It's a bit weird to think about how a year ago today, I woke up completely ignorant as to how radically changed I would be when I started the next year. Being single, not having children, and not having family close by leaves me so much time to think over the holidays, maybe too much time. So I've been replaying the last year in my head, reflecting on what I have learned, thinking forward to what I want to bring into 2025, and spending some time sitting with my grief. I've wanted to write an end-of-year post for this blog but haven't known how to start it or what exactly I want to say. So here I am, still not sure what I want to say but we will see what comes out.
What I have learned: I am a strong woman who knows herself well. When the shit hit the fan, I instinctively knew what I needed to do to cope, to move forward, and to start healing. And I trusted myself enough to follow what I instinctively knew. It's funny how amazed people are at how well I am doing (and I do feel great about how I have moved forward) but they don't see the little girl inside of me who crumbled so many times yet found the strength to pull herself up each time.
Happiness isn't something you can go out and find in material things, experiences, and even other people. It is something internal. It is being able to sit with yourself and be happy with who you are and how you are showing up in your relationships, community, and world. I think I knew this deep down. I wasn't one of those people constantly chasing shining things. But realizing how miserable my husband is no matter what shiny new object he chases really drove home this point.
Relationships with friends and family are more important than I think many adults realize, definitely more important than I realized. Your spouse can't be your whole social network. You need other outlets, other people to talk to, other people to turn to, other people to widen your world, etc.
Don't underestimate the importance of sitting in the stillness. It's that pause that grounds you, slows you down, gives you chances to reflect, and helps you find clarity.

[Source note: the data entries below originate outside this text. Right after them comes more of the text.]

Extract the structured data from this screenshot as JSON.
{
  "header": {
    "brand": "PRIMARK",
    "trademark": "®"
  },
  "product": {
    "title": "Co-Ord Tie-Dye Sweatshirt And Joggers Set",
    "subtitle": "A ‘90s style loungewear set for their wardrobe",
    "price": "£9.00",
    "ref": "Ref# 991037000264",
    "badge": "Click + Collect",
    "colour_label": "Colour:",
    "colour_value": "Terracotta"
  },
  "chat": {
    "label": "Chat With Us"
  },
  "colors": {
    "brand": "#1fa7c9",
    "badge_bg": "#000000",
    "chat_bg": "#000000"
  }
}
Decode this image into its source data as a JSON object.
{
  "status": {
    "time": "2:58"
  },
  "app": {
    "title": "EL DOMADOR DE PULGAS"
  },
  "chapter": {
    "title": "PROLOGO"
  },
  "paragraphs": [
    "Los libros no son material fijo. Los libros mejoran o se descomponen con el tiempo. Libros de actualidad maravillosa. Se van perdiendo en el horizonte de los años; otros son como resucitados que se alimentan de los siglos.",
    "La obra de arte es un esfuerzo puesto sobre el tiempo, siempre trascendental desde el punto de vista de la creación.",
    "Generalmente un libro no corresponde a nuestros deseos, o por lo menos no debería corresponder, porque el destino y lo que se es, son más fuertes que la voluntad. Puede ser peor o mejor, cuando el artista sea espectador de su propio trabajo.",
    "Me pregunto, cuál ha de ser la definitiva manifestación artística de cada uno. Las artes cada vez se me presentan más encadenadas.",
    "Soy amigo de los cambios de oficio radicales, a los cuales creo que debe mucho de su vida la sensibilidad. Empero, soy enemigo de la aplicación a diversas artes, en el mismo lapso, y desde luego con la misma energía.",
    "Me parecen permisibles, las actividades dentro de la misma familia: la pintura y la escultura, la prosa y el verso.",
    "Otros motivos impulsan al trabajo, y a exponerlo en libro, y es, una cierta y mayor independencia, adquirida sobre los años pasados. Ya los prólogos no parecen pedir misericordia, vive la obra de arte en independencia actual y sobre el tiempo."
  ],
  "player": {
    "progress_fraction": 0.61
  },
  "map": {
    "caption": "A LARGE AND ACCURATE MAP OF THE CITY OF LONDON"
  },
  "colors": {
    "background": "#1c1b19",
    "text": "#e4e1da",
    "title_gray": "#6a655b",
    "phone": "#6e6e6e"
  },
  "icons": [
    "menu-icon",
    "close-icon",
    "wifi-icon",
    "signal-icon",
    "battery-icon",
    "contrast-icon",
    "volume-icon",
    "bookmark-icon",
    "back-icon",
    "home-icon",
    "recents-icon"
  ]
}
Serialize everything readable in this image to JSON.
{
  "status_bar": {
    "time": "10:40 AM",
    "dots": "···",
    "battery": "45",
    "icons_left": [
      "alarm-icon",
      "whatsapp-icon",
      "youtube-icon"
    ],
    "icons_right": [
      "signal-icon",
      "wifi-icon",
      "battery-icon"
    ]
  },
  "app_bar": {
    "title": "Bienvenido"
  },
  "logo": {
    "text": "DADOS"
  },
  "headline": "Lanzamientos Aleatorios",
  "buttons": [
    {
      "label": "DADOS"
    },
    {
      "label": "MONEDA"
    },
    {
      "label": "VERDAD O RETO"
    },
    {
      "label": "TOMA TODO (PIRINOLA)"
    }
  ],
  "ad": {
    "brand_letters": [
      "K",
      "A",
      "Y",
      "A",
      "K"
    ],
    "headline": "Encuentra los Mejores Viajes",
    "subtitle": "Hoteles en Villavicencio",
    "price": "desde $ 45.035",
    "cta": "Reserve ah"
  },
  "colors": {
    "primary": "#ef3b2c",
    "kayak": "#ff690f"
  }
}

What surprised me: I did not realize how much peace and joy I sacrificed in my marriage. My ex-husband was a very negative person who complained a lot. And I knew he was negative but I didn't realize exactly how negative he was and how much it was affecting me. I think I was starting to get there in the end though as he demanded validation (which in his mind included agreeing with him) for every complaint he made. I instinctively knew that wasn't good for my mental health and so had distanced myself from his complaints. I'm not sure I was fully aware I had done this as I think it was a gradual distancing over time but in the end it was clear that is what I had accomplished.
It didn't take many weeks apart to notice the peace I felt. And as a result of that peace, I experienced more joy. I could dance in the rain instead of walking silently next to him while he complained. I could admire the scenery pass by on a road trip instead of burying myself in my phone to try and avoid participating in his aggressive driving and complaints about all the other drivers. I even sat through stop and go traffic at one point since the separation with a smile on my face as I took in the quiet and peace of him not being next to me.
Furthermore, I felt more free to experience the full range of emotions both negative and positive. I didn't have to temper my response to external factors to make sure I wasn't dismissing his negative response or adding to the negativity myself. I can now let myself feel annoyance, anger, frustration, etc. knowing that it will pass quickly as I know how to manage it myself. I don't think I was aware of how much I was helping him regulate his emotions during the marriage.
What do I want to bring into 2025: Empathy - I discovered I have a great capacity for empathy and it just makes everything better. I view others' behavior through a lens of trying to understand vs trying to criticize. It leaves space for people to be human. It helps me step back from the unproductive blame game and look forward to solutions that will be lasting. It focuses on root causes instead of bandaids that often make the underlying problems worse. Many people have told me that I have been too nice in how I talk about my ex-husband, even this blog is filled with empathy and grace towards him. But I think that is an important part of what is helping me heal and walk away from this a better person.
Connections with Mother Nature - I want to continue to find grounding and peace in the beautiful world around me - the birds, the waves, the trees, the streams, etc. Having this connection helps me understand my place in this larger world and brings me so many feelings of peace.
Being present - I want to be better at being present in the moment, putting away the phone and focusing on the people, scenery, experiences, etc. that are right in front of me. And that includes lowering the camera sometimes to just take in the view instead of always viewing everything through the viewfinder.
Happy 2025! It's now time to boldly step into this year and make it a good one.